Optional Comments

I spend a lot of my time at Mozilla reviewing my peers' work. It's a joy, but it's hard to do well. Review can be a great opportunity for mentorship and growth, but it's also an opportunity to be overbearing. Striking the right tone is a struggle.

Part of the problem is this implicit push for the author to incorporate every review comment into the document [1]. For example, comments must be marked as "resolved" which suggests the author took some action. I see this reflected in our culture too. Consider this HBR article that highlights the risk of jilting peers by ignoring their advice.

This bums me out. I don't want the author to feel beholden to my comments. My goal is to give the author as much context as I can. Often that means my comments won't require any changes to the document.

Examples

For example, when reviewing a project document I might note that someone else has some related prior art. There's no need to incorporate this into the document. I'm arming the author with context in case it comes up in a future conversation.

In another example, I might be reviewing an analysis that has already passed its peak relevance. It may not make sense to make edits if the document is already going stale. Data scientists are in a constant race against irrelevance. It's better to focus on the next piece of work.

In this situation I still want to leave lots of comments if my comments can improve future analyses. Some comments might look like: "Heads up, we have helper functions in another library to automatically do this transformation". There's no need to refactor the already complete analysis, but the tip is still useful to the author.

Conclusion

I don't have a silver bullet for this problem. I can only recommend talking with your peers about what kind of feedback they want to receive. I find folks are usually happy to get more feedback so long as they understand my intent.
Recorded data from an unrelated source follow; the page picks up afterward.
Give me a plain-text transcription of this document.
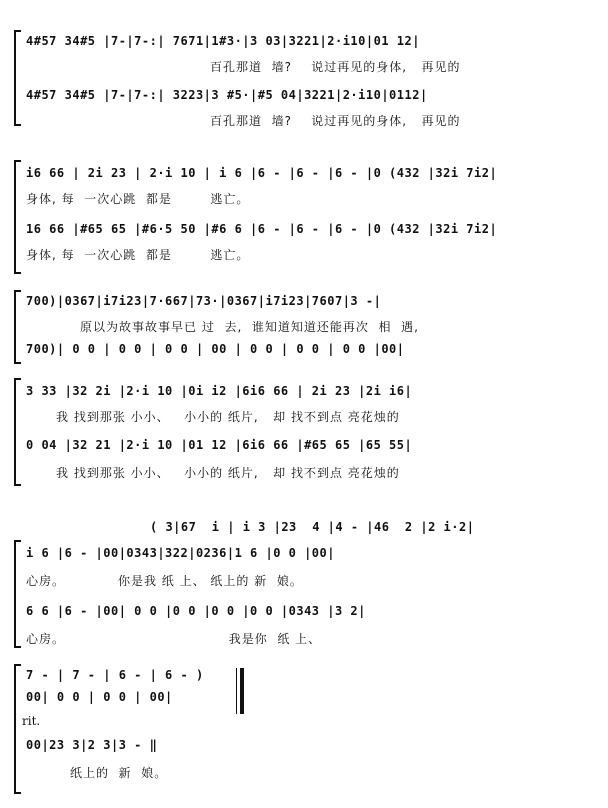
4#57 34#5 |7-|7-:| 7671|1#3·|3 03|3221|2·i10|01 12|
百孔那道  墙?    说过再见的身体,   再见的
4#57 34#5 |7-|7-:| 3223|3 #5·|#5 04|3221|2·i10|0112|
百孔那道  墙?    说过再见的身体,   再见的
i6 66 | 2i 23 | 2·i 10 | i 6 |6 - |6 - |6 - |0 (432 |32i 7i2|
身体, 每  一次心跳  都是        逃亡。
16 66 |#65 65 |#6·5 50 |#6 6 |6 - |6 - |6 - |0 (432 |32i 7i2|
身体, 每  一次心跳  都是        逃亡。
700)|0367|i7i23|7·667|73·|0367|i7i23|7607|3 -|
原以为故事故事早已 过  去,  谁知道知道还能再次  相  遇,
700)| 0 0 | 0 0 | 0 0 | 00 | 0 0 | 0 0 | 0 0 |00|
3 33 |32 2i |2·i 10 |0i i2 |6i6 66 | 2i 23 |2i i6|
我 找到那张 小小、   小小的 纸片,   却 找不到点 亮花烛的
0 04 |32 21 |2·i 10 |01 12 |6i6 66 |#65 65 |65 55|
我 找到那张 小小、   小小的 纸片,   却 找不到点 亮花烛的
( 3|67  i | i 3 |23  4 |4 - |46  2 |2 i·2|
i 6 |6 - |00|0343|322|0236|1 6 |0 0 |00|
心房。           你是我 纸 上、 纸上的 新  娘。
6 6 |6 - |00| 0 0 |0 0 |0 0 |0 0 |0343 |3 2|
心房。                                  我是你  纸 上、
7 - | 7 - | 6 - | 6 - )
00| 0 0 | 0 0 | 00|
rit.
00|23 3|2 3|3 - ‖
纸上的  新  娘。
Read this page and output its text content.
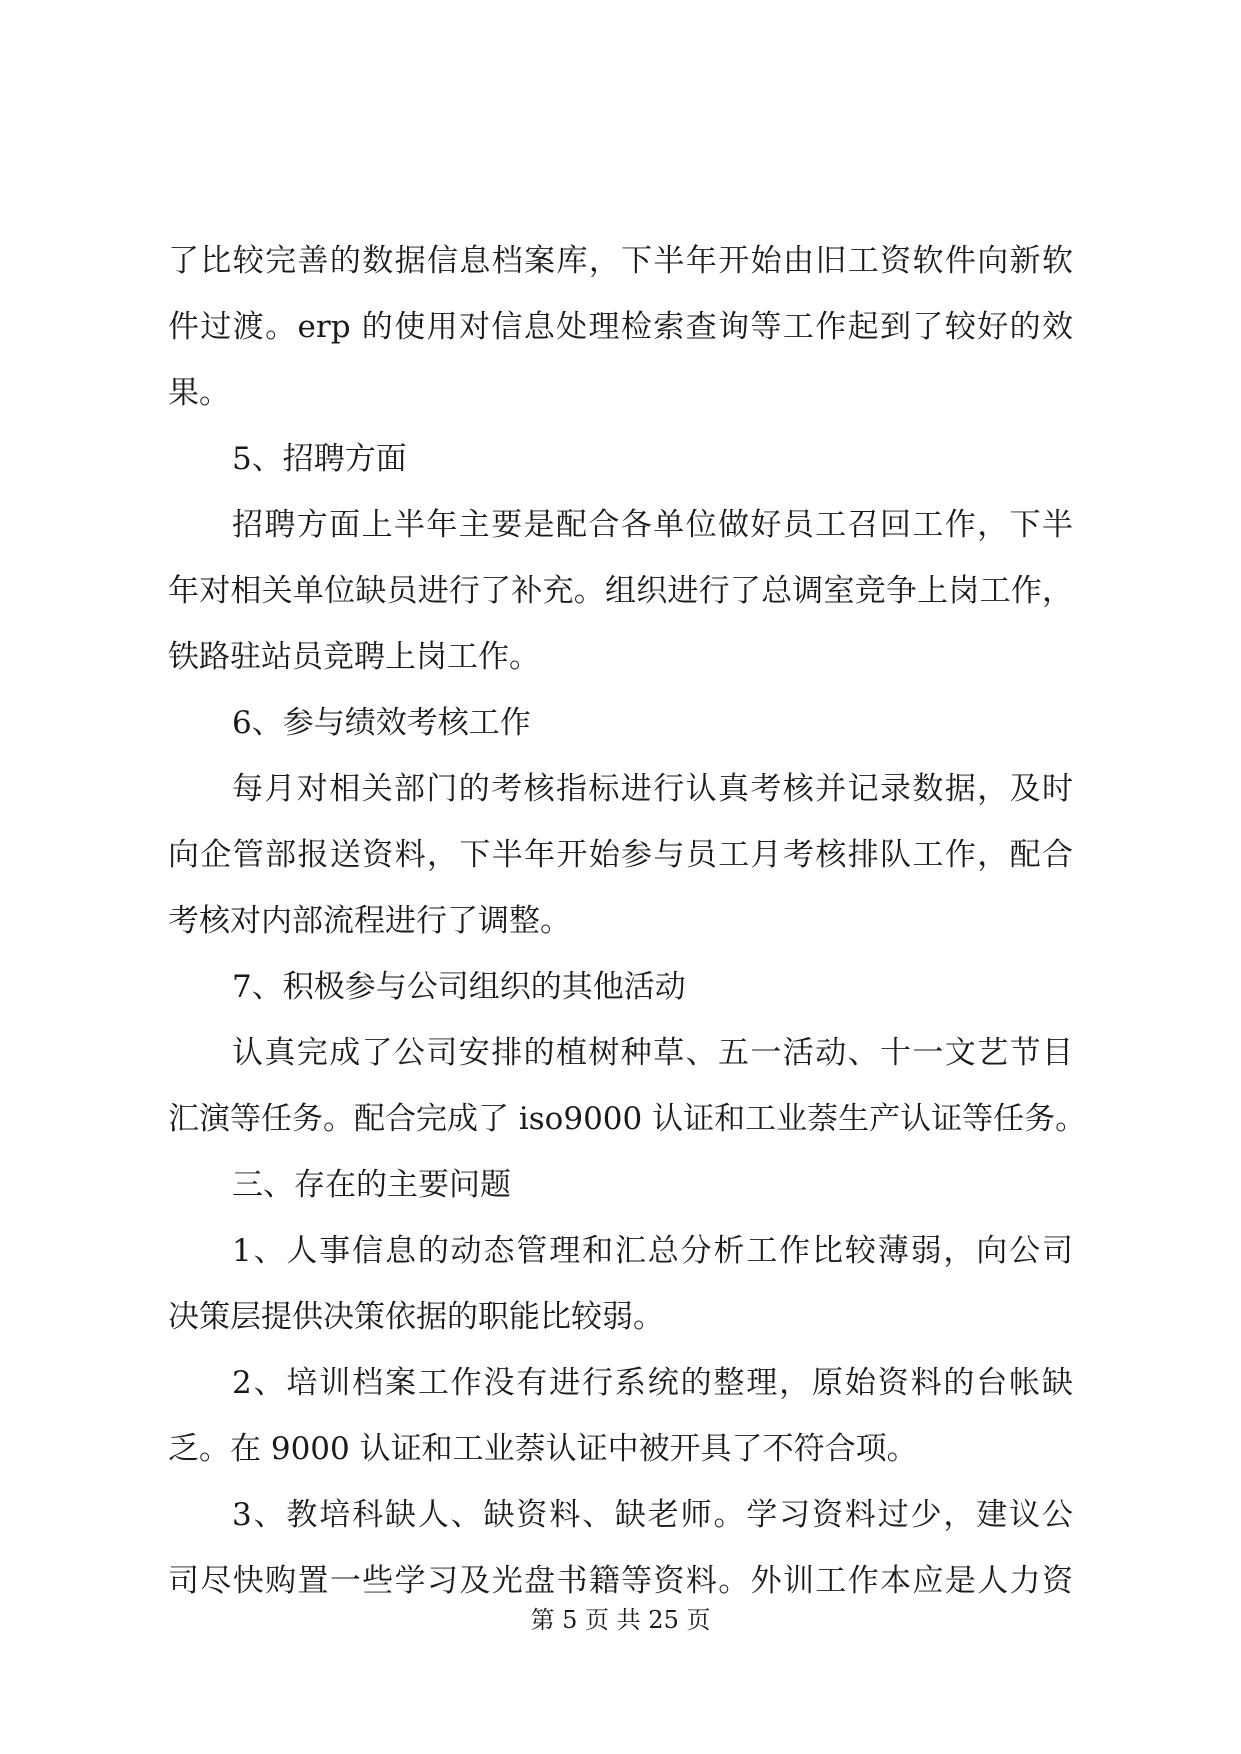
了比较完善的数据信息档案库，下半年开始由旧工资软件向新软
件过渡。erp 的使用对信息处理检索查询等工作起到了较好的效
果。
5、招聘方面
招聘方面上半年主要是配合各单位做好员工召回工作，下半
年对相关单位缺员进行了补充。组织进行了总调室竞争上岗工作，
铁路驻站员竞聘上岗工作。
6、参与绩效考核工作
每月对相关部门的考核指标进行认真考核并记录数据，及时
向企管部报送资料，下半年开始参与员工月考核排队工作，配合
考核对内部流程进行了调整。
7、积极参与公司组织的其他活动
认真完成了公司安排的植树种草、五一活动、十一文艺节目
汇演等任务。配合完成了 iso9000 认证和工业萘生产认证等任务。
三、存在的主要问题
1、人事信息的动态管理和汇总分析工作比较薄弱，向公司
决策层提供决策依据的职能比较弱。
2、培训档案工作没有进行系统的整理，原始资料的台帐缺
乏。在 9000 认证和工业萘认证中被开具了不符合项。
3、教培科缺人、缺资料、缺老师。学习资料过少，建议公
司尽快购置一些学习及光盘书籍等资料。外训工作本应是人力资
第 5 页 共 25 页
Hopefully I can point folks to this post in the future to prove I really do want them to take my comments as optional.


[1] I'm focusing on reviewing prose here because that's where I spend the most time reviewing. Most of my peers are at the level where their analyses are expected to be solid and prose is the most impactful part of their work. Even so, there are pretty clear corollaries to code review.

Thanks to Hamilton Ulmer and Marissa Gorlick for reviewing drafts of this post!